De Krabbelaar aan de Boekenbeurs…

…ou « La Scribouillasse à la foire du livre », en version Nederlands met veel haar op*

* Néerlandais de cuisine; littéralement « Néerlandais avec des poils dessus »

Depuis l’annonce de la sortie de Ring Oost, le jumeau flamand de Ring Est, c’est un moment que je redoutais autant qu’il m’excitait : découvrir les lecteurs de l’autre côté de la frontière linguistique, dans une langue que je pratique sans la maîtriser (comprenez que je la lis et l’entends mieux que je ne la parle). Après le baptême de l’édition, voilà que je me préparais au baptême de la traduction.

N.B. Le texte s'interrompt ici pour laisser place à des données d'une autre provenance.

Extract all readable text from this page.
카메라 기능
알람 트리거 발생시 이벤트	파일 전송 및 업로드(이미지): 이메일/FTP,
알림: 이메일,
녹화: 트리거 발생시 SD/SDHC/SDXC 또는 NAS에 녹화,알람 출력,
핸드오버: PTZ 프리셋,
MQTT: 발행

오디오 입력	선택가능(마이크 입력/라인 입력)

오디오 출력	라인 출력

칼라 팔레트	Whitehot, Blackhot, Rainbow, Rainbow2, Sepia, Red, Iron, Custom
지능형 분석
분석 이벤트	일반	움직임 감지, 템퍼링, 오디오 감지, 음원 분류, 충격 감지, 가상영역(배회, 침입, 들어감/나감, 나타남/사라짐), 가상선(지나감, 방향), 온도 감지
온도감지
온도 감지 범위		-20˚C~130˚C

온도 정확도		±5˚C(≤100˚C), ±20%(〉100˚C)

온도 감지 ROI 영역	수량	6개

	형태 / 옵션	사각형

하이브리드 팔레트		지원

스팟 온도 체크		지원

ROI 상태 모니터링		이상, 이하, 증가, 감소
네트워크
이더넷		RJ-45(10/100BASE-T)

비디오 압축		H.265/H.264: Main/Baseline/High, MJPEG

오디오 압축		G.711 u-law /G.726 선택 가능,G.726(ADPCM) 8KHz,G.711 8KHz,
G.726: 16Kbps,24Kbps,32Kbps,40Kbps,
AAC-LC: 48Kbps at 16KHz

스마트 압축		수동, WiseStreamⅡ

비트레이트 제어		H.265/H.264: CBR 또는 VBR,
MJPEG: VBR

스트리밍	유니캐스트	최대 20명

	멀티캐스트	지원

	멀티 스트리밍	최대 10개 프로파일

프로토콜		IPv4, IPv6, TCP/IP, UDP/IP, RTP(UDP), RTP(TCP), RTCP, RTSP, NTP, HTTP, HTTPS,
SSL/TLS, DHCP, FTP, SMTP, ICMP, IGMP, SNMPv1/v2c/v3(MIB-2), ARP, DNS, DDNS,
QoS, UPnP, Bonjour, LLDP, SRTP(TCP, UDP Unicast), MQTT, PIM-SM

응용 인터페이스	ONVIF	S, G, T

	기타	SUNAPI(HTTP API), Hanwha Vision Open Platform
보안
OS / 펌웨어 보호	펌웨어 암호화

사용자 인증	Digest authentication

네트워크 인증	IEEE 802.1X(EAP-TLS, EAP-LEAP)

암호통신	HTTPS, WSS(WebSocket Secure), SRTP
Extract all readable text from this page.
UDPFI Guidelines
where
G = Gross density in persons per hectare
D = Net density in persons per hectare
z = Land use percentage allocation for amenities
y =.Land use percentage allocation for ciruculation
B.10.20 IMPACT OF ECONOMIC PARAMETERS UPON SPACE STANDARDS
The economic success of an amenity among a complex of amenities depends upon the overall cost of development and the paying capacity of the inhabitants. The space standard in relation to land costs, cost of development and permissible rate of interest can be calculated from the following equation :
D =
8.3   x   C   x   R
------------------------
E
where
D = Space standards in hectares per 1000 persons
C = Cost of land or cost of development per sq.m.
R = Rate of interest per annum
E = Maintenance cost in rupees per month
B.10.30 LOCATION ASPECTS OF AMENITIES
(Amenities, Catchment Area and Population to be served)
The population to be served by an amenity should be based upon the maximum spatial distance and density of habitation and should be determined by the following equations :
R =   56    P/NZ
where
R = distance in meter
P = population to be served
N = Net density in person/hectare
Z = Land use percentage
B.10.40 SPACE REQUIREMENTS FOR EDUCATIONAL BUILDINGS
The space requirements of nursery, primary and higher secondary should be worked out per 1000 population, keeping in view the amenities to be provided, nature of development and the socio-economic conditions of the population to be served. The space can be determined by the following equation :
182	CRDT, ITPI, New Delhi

Je ne sais pas si je vous l’ai déjà répété quinze mille fois, mais c’est l’une des plus grandes maisons d’édition de ce côté-ci de l’Escaut qui a acheté les droits de Ring Est. Une reconnaissance inespérée pour une autrice inconnue, mais aussi un très beau partenariat pour ce petit pimousse* de l’édition qu’est mon éditeur : un tirage à 2000 exemplaires (pour info, c’est plus que le tirage original de Ring Est), une couverture digne d’une affiche de cinéma et, pour ma pomme, une place à la Boekenbeurs d’Anvers, le rendez-vous littéraire du Nord du pays.

*avis à ceux qui se rappellent de la pub (t’sais c’qu’il te dit, le cassis ?! :p )

Je ne vous mentirai pas, la réception de Ring Oost est plutôt mitigée. En tout cas, très différente de sa version française. En un mois, 4 critiques : 2 excellentes, 2 catastrophiques (pour ceux qui maîtrisent la langue de Vondel, c’est par ici). Peut-être une différence culturelle et les francophones avaient préféré garder par-devers eux les critiques lorsqu’elles s’avéraient négatives (j’en ai bien reçu une ou deux, cela dit, et elles font partie de la revue de presse au même titre que les autres, d’ailleurs). Ou alors, un effet « lost in translation » ? Qui sait ? Quoi qu’il en soit, un démarrage qui a tout pour me faire stresser, surtout que je n’ai pas encore fini de lire Ring Oost. Je me suis arrêtée au 4ème chapitre pour entamer l’excellent « L’Eternité N’est Pas Pour Nous » de Patrick Delperdange, qui se dévore en une après-midi, puis embrayer sur toute la PAL qui traîne à côté de mon bureau. Que du bon : P. Senécal, J. Camut & N. Hug, P. Claudel, L. Spit, M. Voltenauer, A. Seny, S. Price, G. Kawamura, H. Arikawa, A. Erdogan, etc. Du belge, du moins belge, du pas belge du tout, en français, anglais et néerlandais…j’y reviendrai (un auteur est d’abord lecteur, non ? 🙂 )

Alors, comment s’est déroulée cette Boekenbeurs ?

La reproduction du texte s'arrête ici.